Banding together for protection and common welfare was one of the earliest signs of civilization. Oftentimes, individuals would be required to dedicate some of their land for common use. We find this dynamic play out when governments authorize private entities to use eminent domain proceedings to develop transportation corridors, such as highways, electric transmission lines, oil and gas pipelines, or yes, railroads.
The efficient movement of people, goods, and services is critical to Texans’ economic vitality. Eminent domain has been long-recognized as essential to a community’s well-being, enabling progress and providing an orderly process for determining and paying private landowners a reasonable price for land use. Since the founding of this state, the Legislature has considered railroads sufficiently important to the economic well-being of Texans to grant those enterprises the tool of eminent domain.
All states recognize this fundamental dynamic, and each ameliorates the individual’s loss by requiring the community to pay reasonable compensation – market value. Texas permits local juries to determine that value if the property owner disagrees with the community’s offering price.
Individuals, when anticipating their own property may be sought for the larger community’s benefit, sometimes seek a court’s help in circumventing the procedures otherwise in place. Such an effort is playing out in Leon County, Texas.
James Miles sued Texas Central Railroad & Infrastructure Inc., which is developing a high-speed train. He asserted that Texas Central was ready to take his property and he asked a judge to conclude it and its affiliate, Integrated Texas Logistics Inc., had no authority to do so.
The dispute is rooted in the meaning of Texas Transportation Code, Sections 81.002 and 131.011. Under the first section, the question is whether Texas Central is an “operating” railroad. Under the second, it is whether Texas Central is “chartered . . . to operate an interurban electric railway?” If the answer is yes to either, then Texas Central also has the statutory authority to initiate eminent domain proceedings.
Recently, that Leon County judge ruled in favor of Miles, saying Texas Central is neither operating a railroad nor chartered to operate an interurban electric railway. Not surprisingly, Texas Central plans to appeal.
The crux of Miles’ argument is that because Texas Central’s equipment isn’t literally rolling down the track, it isn’t “operating.”
The appeals court closely will study the root issue, the relevant statutes and legislative intent . To me, Texas Central has the stronger argument – that it, in fact, is operating a railroad and, most certainly, it’s chartered to operate an interurban electric railway.

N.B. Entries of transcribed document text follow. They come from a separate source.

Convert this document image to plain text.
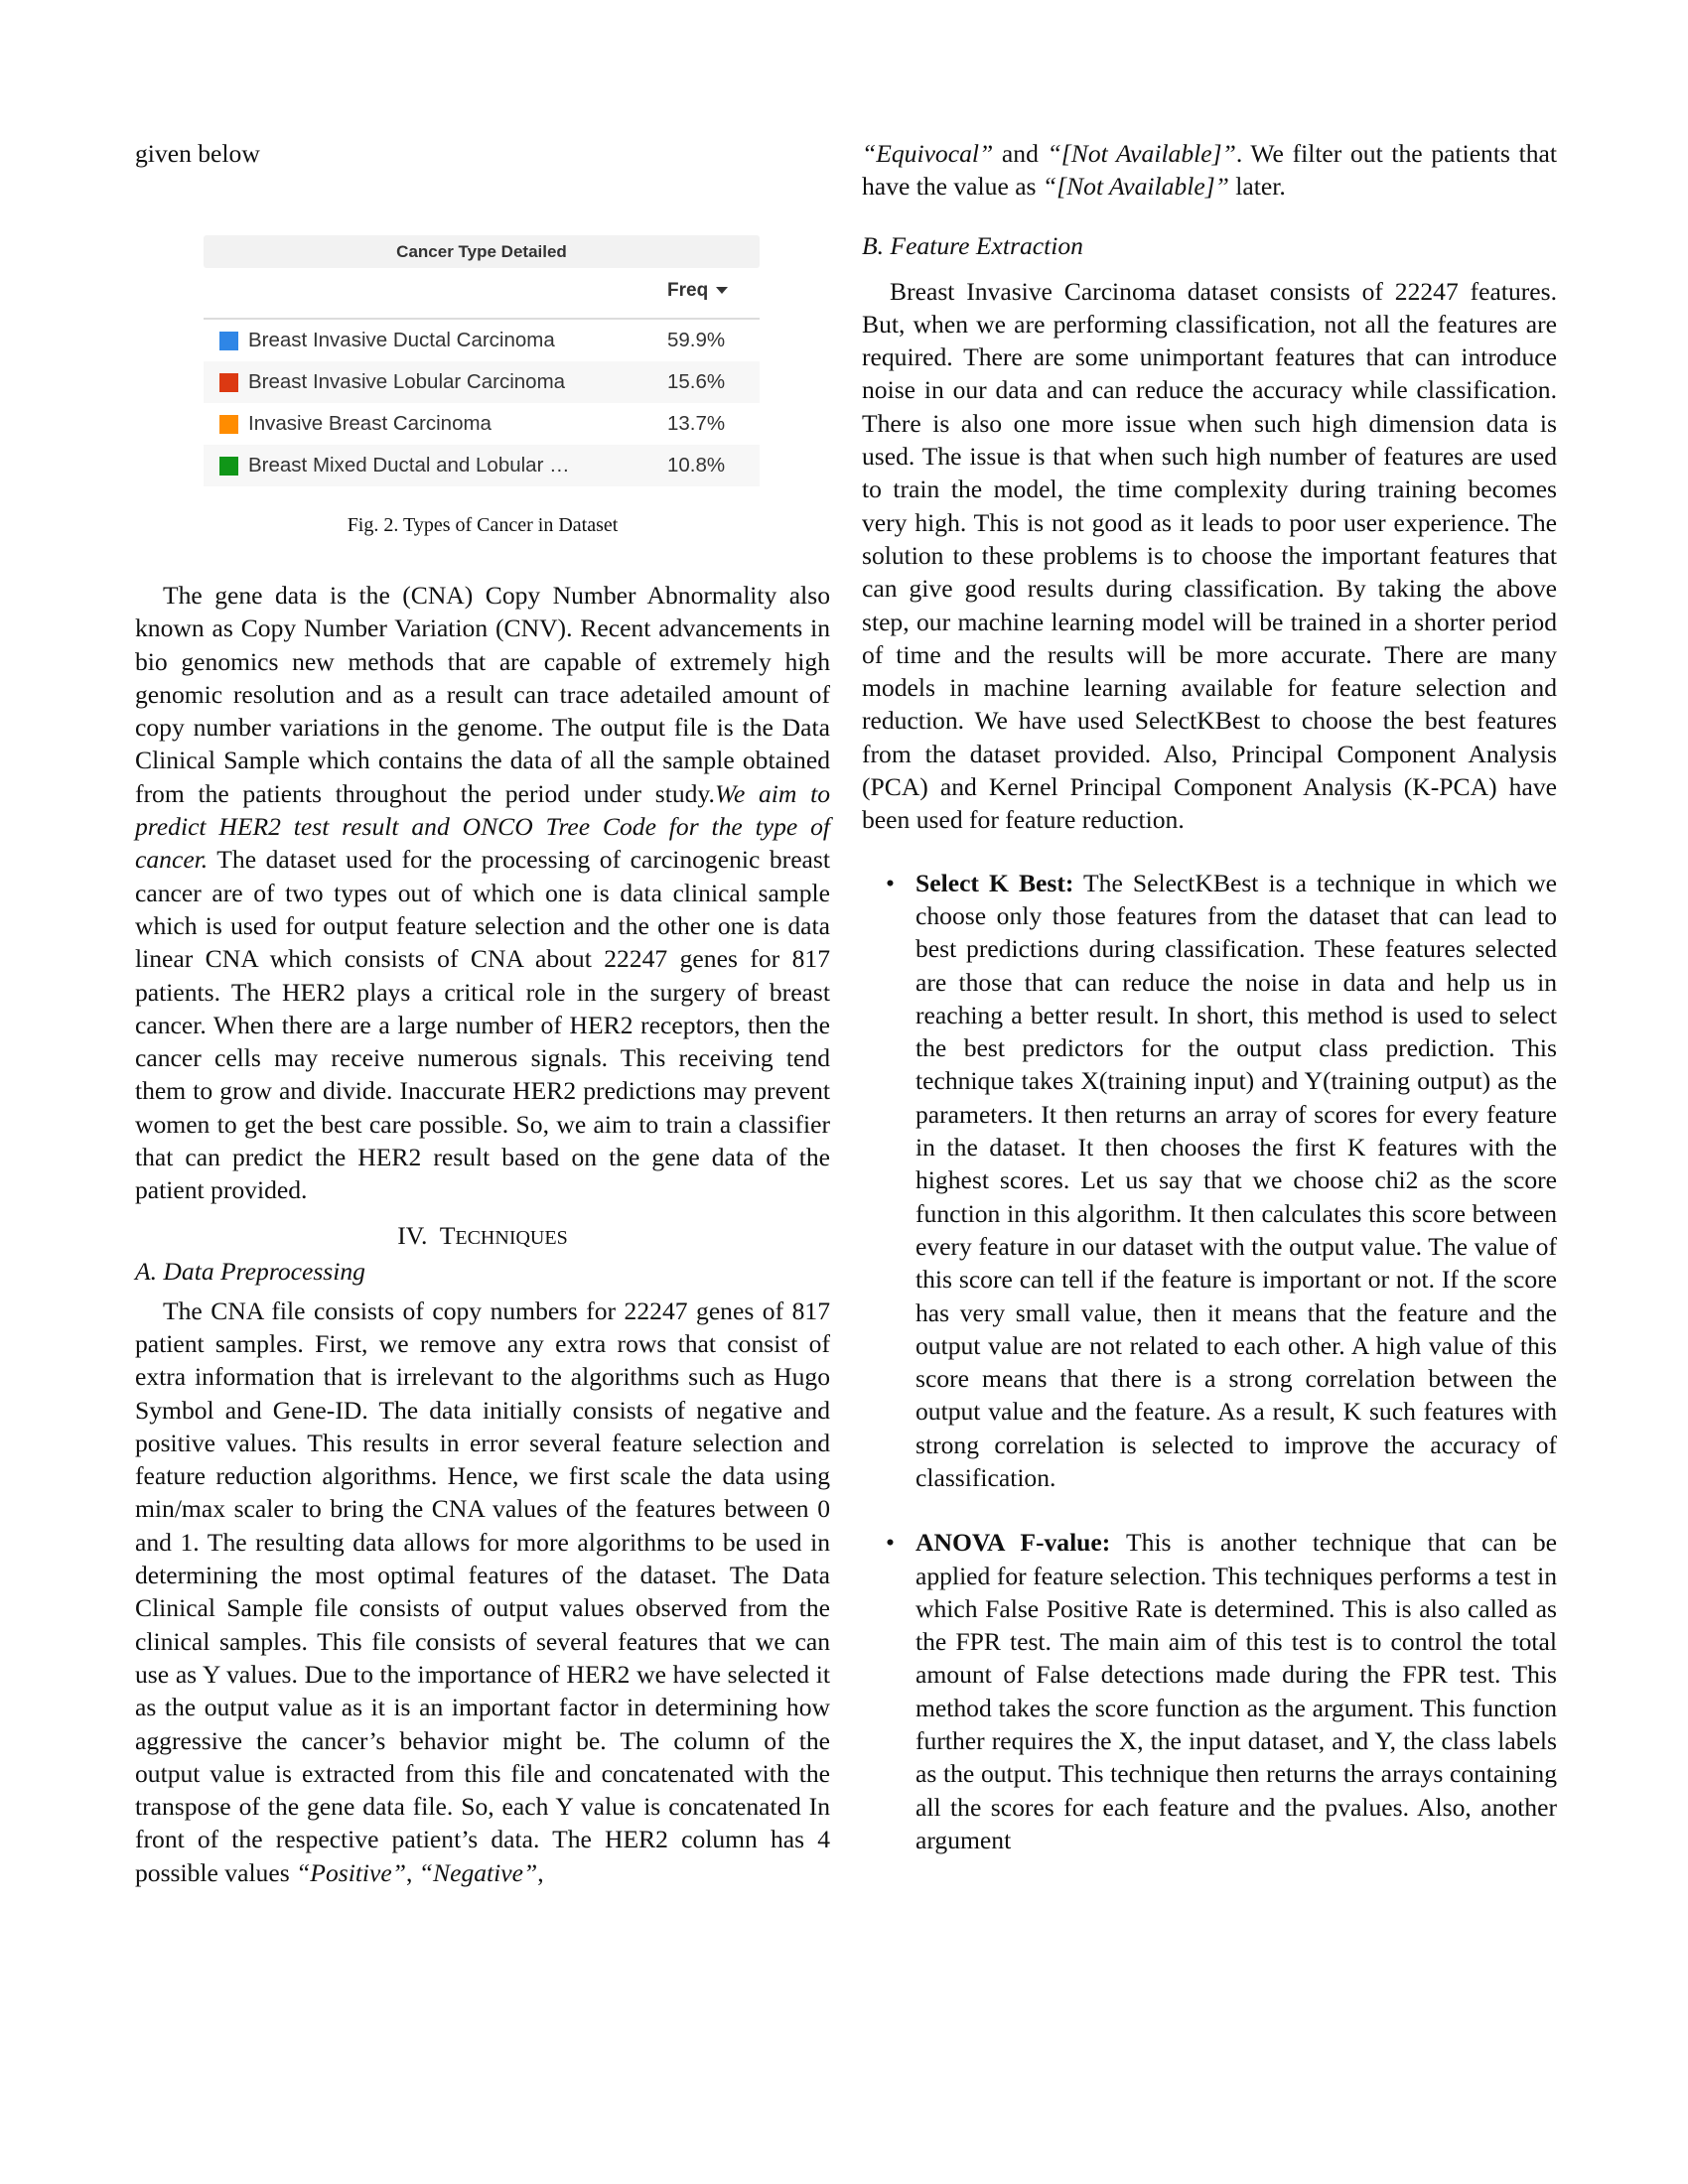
given below
Cancer Type Detailed
Freq
Breast Invasive Ductal Carcinoma	59.9%
Breast Invasive Lobular Carcinoma	15.6%
Invasive Breast Carcinoma	13.7%
Breast Mixed Ductal and Lobular …	10.8%
Fig. 2. Types of Cancer in Dataset

The gene data is the (CNA) Copy Number Abnormality also known as Copy Number Variation (CNV). Recent advancements in bio genomics new methods that are capable of extremely high genomic resolution and as a result can trace adetailed amount of copy number variations in the genome. The output file is the Data Clinical Sample which contains the data of all the sample obtained from the patients throughout the period under study.We aim to predict HER2 test result and ONCO Tree Code for the type of cancer. The dataset used for the processing of carcinogenic breast cancer are of two types out of which one is data clinical sample which is used for output feature selection and the other one is data linear CNA which consists of CNA about 22247 genes for 817 patients. The HER2 plays a critical role in the surgery of breast cancer. When there are a large number of HER2 receptors, then the cancer cells may receive numerous signals. This receiving tend them to grow and divide. Inaccurate HER2 predictions may prevent women to get the best care possible. So, we aim to train a classifier that can predict the HER2 result based on the gene data of the patient provided.

IV. TECHNIQUES

A. Data Preprocessing

The CNA file consists of copy numbers for 22247 genes of 817 patient samples. First, we remove any extra rows that consist of extra information that is irrelevant to the algorithms such as Hugo Symbol and Gene-ID. The data initially consists of negative and positive values. This results in error several feature selection and feature reduction algorithms. Hence, we first scale the data using min/max scaler to bring the CNA values of the features between 0 and 1. The resulting data allows for more algorithms to be used in determining the most optimal features of the dataset. The Data Clinical Sample file consists of output values observed from the clinical samples. This file consists of several features that we can use as Y values. Due to the importance of HER2 we have selected it as the output value as it is an important factor in determining how aggressive the cancer’s behavior might be. The column of the output value is extracted from this file and concatenated with the transpose of the gene data file. So, each Y value is concatenated In front of the respective patient’s data. The HER2 column has 4 possible values “Positive”, “Negative”,

“Equivocal” and “[Not Available]”. We filter out the patients that have the value as “[Not Available]” later.

B. Feature Extraction

Breast Invasive Carcinoma dataset consists of 22247 features. But, when we are performing classification, not all the features are required. There are some unimportant features that can introduce noise in our data and can reduce the accuracy while classification. There is also one more issue when such high dimension data is used. The issue is that when such high number of features are used to train the model, the time complexity during training becomes very high. This is not good as it leads to poor user experience. The solution to these problems is to choose the important features that can give good results during classification. By taking the above step, our machine learning model will be trained in a shorter period of time and the results will be more accurate. There are many models in machine learning available for feature selection and reduction. We have used SelectKBest to choose the best features from the dataset provided. Also, Principal Component Analysis (PCA) and Kernel Principal Component Analysis (K-PCA) have been used for feature reduction.

• Select K Best: The SelectKBest is a technique in which we choose only those features from the dataset that can lead to best predictions during classification. These features selected are those that can reduce the noise in data and help us in reaching a better result. In short, this method is used to select the best predictors for the output class prediction. This technique takes X(training input) and Y(training output) as the parameters. It then returns an array of scores for every feature in the dataset. It then chooses the first K features with the highest scores. Let us say that we choose chi2 as the score function in this algorithm. It then calculates this score between every feature in our dataset with the output value. The value of this score can tell if the feature is important or not. If the score has very small value, then it means that the feature and the output value are not related to each other. A high value of this score means that there is a strong correlation between the output value and the feature. As a result, K such features with strong correlation is selected to improve the accuracy of classification.

• ANOVA F-value: This is another technique that can be applied for feature selection. This techniques performs a test in which False Positive Rate is determined. This is also called as the FPR test. The main aim of this test is to control the total amount of False detections made during the FPR test. This method takes the score function as the argument. This function further requires the X, the input dataset, and Y, the class labels as the output. This technique then returns the arrays containing all the scores for each feature and the pvalues. Also, another argument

Look at the law. Texas’s Transportation Code, Section 81.002, says a railroad company is one that is “operating” a railroad. Section 131.011 says an interurban electric railway is a corporation chartered under state laws to conduct and operate an electric railway between two municipalities.

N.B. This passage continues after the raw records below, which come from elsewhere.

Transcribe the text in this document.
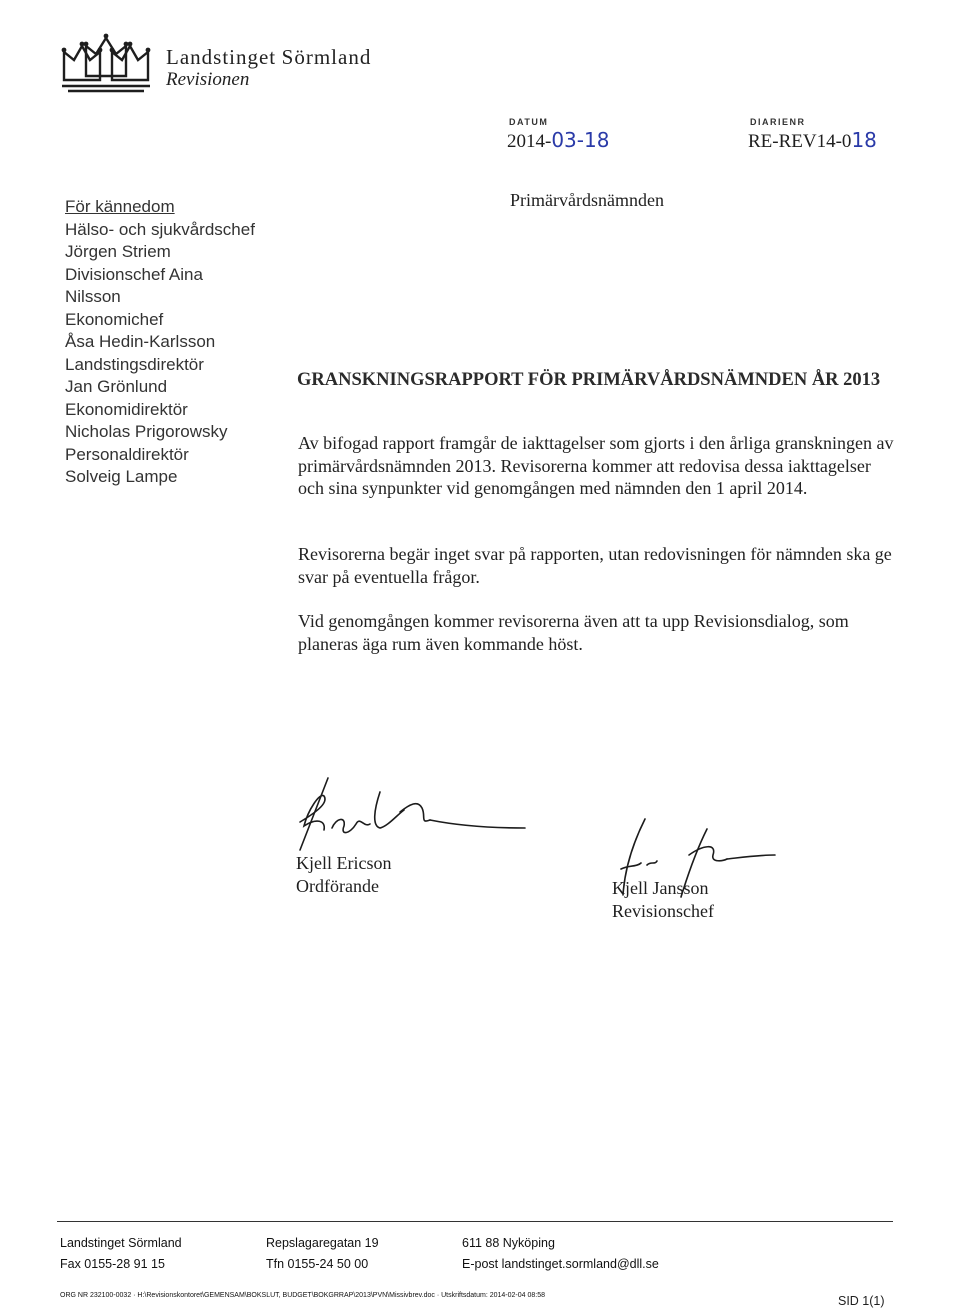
Landstinget Sörmland
Revisionen
DATUM
2014-03-18
DIARIENR
RE-REV14-018
För kännedom
Hälso- och sjukvårdschef
Jörgen Striem
Divisionschef Aina
Nilsson
Ekonomichef
Åsa Hedin-Karlsson
Landstingsdirektör
Jan Grönlund
Ekonomidirektör
Nicholas Prigorowsky
Personaldirektör
Solveig Lampe
Primärvårdsnämnden
GRANSKNINGSRAPPORT FÖR PRIMÄRVÅRDSNÄMNDEN ÅR 2013
Av bifogad rapport framgår de iakttagelser som gjorts i den årliga granskningen av primärvårdsnämnden 2013. Revisorerna kommer att redovisa dessa iakttagelser och sina synpunkter vid genomgången med nämnden den 1 april 2014.
Revisorerna begär inget svar på rapporten, utan redovisningen för nämnden ska ge svar på eventuella frågor.
Vid genomgången kommer revisorerna även att ta upp Revisionsdialog, som planeras äga rum även kommande höst.
Kjell Ericson
Ordförande	Kjell Jansson
Revisionschef
Landstinget Sörmland
Fax 0155-28 91 15
Repslagaregatan 19
Tfn 0155-24 50 00
611 88 Nyköping
E-post landstinget.sormland@dll.se
ORG NR 232100-0032 · H:\Revisionskontoret\GEMENSAM\BOKSLUT, BUDGET\BOKGRRAP\2013\PVN\Missivbrev.doc · Utskriftsdatum: 2014-02-04 08:58	SID 1(1)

What are the facts? Texas Central was organized under Texas law to operate a railroad, a high-speed electric rail system connecting two urban centers, Dallas and Houston. Texas Central started operating seven years ago; Texas Logistics started two years ago.
Texas Central has full-time employees engaged in daily operations, planning, developing, presenting proposals, raising investor capital, conducting local-area information sessions and participating in governmental agency reviews of the project.
Several other factors support Texas Central’s standing. That includes legislative instructions that courts give its statutes a reasonable construction. And as applies in Leon County, the Legislature expressly tells courts that when it uses the present tense of a verb in a statute, it also intends the future tense.
In pushing the idea that “operating” a railroad means only an engine pulling cars along already laid rails, Miles violates all those statutory construction rules. Saying that developing a railroad is not a railroad operation because it is not yet running a train is, even at first blush, unreasonable.
As well, it’s absurd to say a tool for acquiring a track corridor is available only after the corridor has been acquired, built upon and over which trains are running.
Nothing in the statute suggests the Legislature intended to authorize eminent domain for only companies with running trains, essentially favoring legacy operations over start-up innovations. Saying otherwise is totally inconsistent with decades of legislative enactments encouraging competition and new business entrants into Texas. The laws are clear for Texas Central to move forward.